Il ministro francese ha ammesso che le cifre da mettere in campo sono colossali. “Non nascondo che nell’immediato è un investimento a perdere ma non lo sarà nel lungo periodo”.

Più che di idrogeno verde il governo di Parigi parla di “idrogeno decarbonizzato” visto che in una prima fase lo sviluppo riposerà in gran parte sull’energia elettrica prodotta dalle centrali nucleari. Un dettaglio che non piace alle Ong ambientaliste per cui l’idrogeno è interessante solo se prodotto da energia eolica, solare o idroelettrica.

Ma nella partita dell’idrogeno europeo anche l’Italia vuole giocare le sue carte. Anche perché, secondo uno studio appena presentato al Forum di Cernobbio, nei prossimi 30 anni tutta l’industria nazionale del settore potrebbe creare valore in una forbice compresa tra 890 e 1.500 miliardi di euro.

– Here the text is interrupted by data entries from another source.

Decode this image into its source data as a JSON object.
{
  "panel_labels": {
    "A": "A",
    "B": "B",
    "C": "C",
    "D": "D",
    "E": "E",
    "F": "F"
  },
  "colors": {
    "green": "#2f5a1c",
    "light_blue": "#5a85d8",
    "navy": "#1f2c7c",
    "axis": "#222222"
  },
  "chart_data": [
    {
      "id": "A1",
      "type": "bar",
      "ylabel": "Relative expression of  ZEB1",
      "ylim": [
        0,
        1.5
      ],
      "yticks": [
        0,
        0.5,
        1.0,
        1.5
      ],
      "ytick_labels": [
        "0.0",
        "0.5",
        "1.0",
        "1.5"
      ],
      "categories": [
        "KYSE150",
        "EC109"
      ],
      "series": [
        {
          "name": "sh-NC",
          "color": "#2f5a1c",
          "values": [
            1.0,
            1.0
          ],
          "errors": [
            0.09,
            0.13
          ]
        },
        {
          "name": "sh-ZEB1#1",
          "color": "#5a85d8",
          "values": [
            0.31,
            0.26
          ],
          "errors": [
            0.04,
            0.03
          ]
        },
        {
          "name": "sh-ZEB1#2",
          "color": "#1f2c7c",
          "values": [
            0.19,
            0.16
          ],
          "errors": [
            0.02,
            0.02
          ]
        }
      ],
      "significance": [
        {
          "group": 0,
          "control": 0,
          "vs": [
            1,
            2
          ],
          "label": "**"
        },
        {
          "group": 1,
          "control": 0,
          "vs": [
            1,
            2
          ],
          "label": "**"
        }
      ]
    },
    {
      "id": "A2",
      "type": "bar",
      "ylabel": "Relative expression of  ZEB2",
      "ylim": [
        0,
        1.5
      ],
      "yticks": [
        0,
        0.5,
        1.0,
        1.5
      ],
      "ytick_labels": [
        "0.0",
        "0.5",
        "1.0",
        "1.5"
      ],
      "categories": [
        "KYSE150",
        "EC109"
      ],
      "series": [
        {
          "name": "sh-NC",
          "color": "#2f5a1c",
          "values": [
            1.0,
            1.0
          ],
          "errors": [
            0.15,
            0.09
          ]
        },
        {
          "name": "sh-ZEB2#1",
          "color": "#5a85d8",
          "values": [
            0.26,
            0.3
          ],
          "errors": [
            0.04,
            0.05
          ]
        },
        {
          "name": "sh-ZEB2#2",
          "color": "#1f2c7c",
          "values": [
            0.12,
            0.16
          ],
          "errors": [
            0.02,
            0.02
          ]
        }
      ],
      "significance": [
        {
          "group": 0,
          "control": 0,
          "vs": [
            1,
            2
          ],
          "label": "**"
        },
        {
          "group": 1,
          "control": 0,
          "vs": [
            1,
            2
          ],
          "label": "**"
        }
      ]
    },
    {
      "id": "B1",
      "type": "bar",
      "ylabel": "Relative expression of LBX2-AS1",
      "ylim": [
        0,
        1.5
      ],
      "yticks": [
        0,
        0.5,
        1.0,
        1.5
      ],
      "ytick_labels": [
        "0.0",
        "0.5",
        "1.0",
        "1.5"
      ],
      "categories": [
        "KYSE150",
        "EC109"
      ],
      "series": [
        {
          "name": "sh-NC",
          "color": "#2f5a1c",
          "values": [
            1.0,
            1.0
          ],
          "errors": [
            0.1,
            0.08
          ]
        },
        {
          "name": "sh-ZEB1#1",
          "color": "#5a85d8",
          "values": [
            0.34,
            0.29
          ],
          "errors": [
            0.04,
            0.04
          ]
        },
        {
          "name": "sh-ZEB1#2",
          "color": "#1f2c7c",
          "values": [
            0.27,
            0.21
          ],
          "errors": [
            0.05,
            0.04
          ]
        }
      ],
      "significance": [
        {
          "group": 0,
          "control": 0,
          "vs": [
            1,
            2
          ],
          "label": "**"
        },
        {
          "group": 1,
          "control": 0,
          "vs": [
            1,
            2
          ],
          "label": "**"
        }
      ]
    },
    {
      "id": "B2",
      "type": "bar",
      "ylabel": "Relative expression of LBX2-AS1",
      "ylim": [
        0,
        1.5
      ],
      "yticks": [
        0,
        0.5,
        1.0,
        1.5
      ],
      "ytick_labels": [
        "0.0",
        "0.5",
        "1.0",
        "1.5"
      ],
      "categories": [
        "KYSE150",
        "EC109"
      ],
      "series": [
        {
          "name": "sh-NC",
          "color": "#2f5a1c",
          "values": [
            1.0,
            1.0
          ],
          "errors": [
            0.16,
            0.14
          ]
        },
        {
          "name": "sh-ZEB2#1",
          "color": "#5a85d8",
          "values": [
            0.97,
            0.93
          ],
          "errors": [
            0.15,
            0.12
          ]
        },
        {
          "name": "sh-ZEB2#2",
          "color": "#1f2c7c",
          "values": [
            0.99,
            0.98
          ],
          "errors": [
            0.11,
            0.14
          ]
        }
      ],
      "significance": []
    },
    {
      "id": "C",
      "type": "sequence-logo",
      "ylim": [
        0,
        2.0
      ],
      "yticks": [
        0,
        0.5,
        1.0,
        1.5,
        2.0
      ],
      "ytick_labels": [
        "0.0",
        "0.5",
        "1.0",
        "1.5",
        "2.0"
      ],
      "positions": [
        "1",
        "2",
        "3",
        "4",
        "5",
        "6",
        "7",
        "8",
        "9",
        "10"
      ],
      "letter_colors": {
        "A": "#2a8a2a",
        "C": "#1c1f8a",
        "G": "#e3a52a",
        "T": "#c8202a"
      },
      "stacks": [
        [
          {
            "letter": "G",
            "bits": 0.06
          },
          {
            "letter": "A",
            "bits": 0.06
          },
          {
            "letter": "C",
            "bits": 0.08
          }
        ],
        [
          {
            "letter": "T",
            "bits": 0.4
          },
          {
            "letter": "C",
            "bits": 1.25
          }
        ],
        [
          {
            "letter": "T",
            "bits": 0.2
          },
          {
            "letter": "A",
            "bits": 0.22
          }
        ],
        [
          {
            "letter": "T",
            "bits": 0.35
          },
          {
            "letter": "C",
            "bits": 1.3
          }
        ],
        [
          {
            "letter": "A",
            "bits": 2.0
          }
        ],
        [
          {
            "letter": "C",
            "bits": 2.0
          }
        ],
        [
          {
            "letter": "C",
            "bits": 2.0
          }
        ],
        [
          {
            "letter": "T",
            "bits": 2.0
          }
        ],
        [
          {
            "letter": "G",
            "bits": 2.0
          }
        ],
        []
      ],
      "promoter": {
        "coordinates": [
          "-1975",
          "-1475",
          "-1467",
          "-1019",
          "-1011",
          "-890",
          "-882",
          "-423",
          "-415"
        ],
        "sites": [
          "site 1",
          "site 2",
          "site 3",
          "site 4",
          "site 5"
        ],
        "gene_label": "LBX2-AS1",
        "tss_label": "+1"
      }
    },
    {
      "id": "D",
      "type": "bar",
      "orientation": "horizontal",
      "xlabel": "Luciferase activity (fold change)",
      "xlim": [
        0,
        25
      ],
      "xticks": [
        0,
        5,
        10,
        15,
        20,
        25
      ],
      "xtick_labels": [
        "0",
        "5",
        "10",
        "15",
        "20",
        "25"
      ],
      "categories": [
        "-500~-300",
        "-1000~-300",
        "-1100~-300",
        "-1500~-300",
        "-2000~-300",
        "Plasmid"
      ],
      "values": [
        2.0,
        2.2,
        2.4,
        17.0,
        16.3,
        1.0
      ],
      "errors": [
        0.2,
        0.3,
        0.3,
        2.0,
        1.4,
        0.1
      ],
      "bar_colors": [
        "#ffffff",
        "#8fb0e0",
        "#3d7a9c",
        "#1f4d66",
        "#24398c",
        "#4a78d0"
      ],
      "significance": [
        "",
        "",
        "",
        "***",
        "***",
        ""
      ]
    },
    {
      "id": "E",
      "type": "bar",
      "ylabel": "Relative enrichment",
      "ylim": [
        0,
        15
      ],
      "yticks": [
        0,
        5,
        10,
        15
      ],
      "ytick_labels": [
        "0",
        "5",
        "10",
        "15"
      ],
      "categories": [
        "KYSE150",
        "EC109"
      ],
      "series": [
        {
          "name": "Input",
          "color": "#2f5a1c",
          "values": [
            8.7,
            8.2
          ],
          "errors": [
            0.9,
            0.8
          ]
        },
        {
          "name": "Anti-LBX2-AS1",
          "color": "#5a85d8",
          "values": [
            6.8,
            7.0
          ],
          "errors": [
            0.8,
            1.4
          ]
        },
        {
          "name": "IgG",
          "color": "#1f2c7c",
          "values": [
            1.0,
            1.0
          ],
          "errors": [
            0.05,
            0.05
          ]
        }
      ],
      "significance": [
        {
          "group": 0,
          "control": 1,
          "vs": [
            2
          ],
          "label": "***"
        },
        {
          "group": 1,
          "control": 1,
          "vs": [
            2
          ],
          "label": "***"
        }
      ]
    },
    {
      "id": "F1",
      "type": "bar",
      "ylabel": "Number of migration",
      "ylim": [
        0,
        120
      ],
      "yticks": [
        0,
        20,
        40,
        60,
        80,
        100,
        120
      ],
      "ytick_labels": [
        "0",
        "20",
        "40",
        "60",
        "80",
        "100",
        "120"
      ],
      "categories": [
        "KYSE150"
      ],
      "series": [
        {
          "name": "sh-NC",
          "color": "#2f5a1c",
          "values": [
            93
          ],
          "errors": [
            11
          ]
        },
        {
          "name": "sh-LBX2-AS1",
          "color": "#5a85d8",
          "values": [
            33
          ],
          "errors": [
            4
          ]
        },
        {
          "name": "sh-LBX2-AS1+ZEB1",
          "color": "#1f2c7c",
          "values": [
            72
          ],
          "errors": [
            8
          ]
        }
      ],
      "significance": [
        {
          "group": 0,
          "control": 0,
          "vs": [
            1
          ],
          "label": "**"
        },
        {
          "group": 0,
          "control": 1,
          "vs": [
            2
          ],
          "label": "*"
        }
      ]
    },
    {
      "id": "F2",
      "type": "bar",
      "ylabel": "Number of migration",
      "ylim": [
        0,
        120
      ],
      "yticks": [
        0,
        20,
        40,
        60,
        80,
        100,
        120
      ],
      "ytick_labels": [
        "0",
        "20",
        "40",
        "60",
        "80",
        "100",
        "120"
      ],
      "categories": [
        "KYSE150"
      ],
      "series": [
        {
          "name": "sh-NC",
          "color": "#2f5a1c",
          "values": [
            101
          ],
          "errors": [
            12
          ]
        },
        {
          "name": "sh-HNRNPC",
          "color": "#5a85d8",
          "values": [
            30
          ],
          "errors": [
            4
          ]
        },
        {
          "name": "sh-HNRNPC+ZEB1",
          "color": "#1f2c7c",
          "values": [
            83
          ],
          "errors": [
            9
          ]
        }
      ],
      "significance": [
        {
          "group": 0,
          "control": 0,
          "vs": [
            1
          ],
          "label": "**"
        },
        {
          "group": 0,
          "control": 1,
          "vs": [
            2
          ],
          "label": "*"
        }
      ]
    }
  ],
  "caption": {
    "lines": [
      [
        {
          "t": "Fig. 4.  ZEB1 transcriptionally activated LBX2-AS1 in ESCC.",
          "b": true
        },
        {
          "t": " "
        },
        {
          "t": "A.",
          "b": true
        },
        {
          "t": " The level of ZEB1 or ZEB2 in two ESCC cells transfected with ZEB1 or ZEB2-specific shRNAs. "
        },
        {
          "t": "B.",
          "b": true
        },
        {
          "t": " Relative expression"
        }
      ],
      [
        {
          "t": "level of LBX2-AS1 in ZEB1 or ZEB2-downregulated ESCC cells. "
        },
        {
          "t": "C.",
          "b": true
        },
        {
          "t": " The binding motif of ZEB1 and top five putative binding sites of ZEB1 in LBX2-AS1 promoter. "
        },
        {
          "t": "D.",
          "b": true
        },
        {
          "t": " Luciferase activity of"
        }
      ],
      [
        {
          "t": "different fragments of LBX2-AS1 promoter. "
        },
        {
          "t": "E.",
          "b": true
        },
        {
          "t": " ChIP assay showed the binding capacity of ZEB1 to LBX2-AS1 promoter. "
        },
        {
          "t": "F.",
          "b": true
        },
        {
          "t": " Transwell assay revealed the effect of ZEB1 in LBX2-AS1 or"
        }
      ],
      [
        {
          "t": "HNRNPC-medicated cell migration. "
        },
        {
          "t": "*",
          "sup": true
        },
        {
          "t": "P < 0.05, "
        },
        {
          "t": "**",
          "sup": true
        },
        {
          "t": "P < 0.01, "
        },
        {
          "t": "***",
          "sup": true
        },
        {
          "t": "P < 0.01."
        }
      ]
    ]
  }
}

Un obiettivo ambizioso, con un impatto occupazionale di peso: si parla di un incremento tra 320 e 540 mila nuovi posti di lavoro. Oltre a contribuire alla decarbonizzazione del paese: lo studio realizzato da The European House-Ambrosetti in collaborazione con il gruppo Snam, prevede nel caso in cui l’idrogeno copra almeno il 23 per cento del fabbisogno energetico nazionale un taglio del 28% delle emissioni di CO2 prendendo come base di partenza l’anno 2018.

Non è un caso che lo studio porti anche la firma di Snam. La società a controllo pubblico (il 30% è in mano al Tesoro attraverso Cassa Depositi Prestiti), sta coordinando il gruppo di imprese italiane che fa parte dell’alleanza europea sull’idrogeno e partecipa al tavolo voluto da Bruxelles. Il motivo è presto detto: Snam gestisce una delle reti più estese di gasdotti in Europa, che dall’Italia arriva anche nel sud della Francia e in Europa centrale.

E dove passa il gas naturale può essere “spinto” anche l’idrogeno. In pratica, verrebbe utilizzata una infrastruttura che già esiste e avrebbe bisogno solo di essere migliorata, ma non costruita ex novo. Del gruppo di aziende che fanno parte dell’alleanza ci sono Eni per la parte di idrogeno che si può sviluppare dagli idrocarburi in una fase di transizione e Fincantieri, per tutta la parte che riguarda i trasporti via mare.

Nonché il gruppo Sapio, società lombarda che è uno dei leader europei per la produzione di gas. In prospettiva, anche il gruppo Enel sarà della partita: proprio ieri, il responsabile per l’Italia, Carlo Tamburi – nel presentare i piani per la società sulla transizione energetica e che potrebbero essere finanziati dal Recovery Fund – ha annunciato che l’Ilva di Taranto, la più grande acciaieria d’Europa verrà alimentata con l’energia prodotta dall’idrogeno, grazie a una centrale fotovoltaica.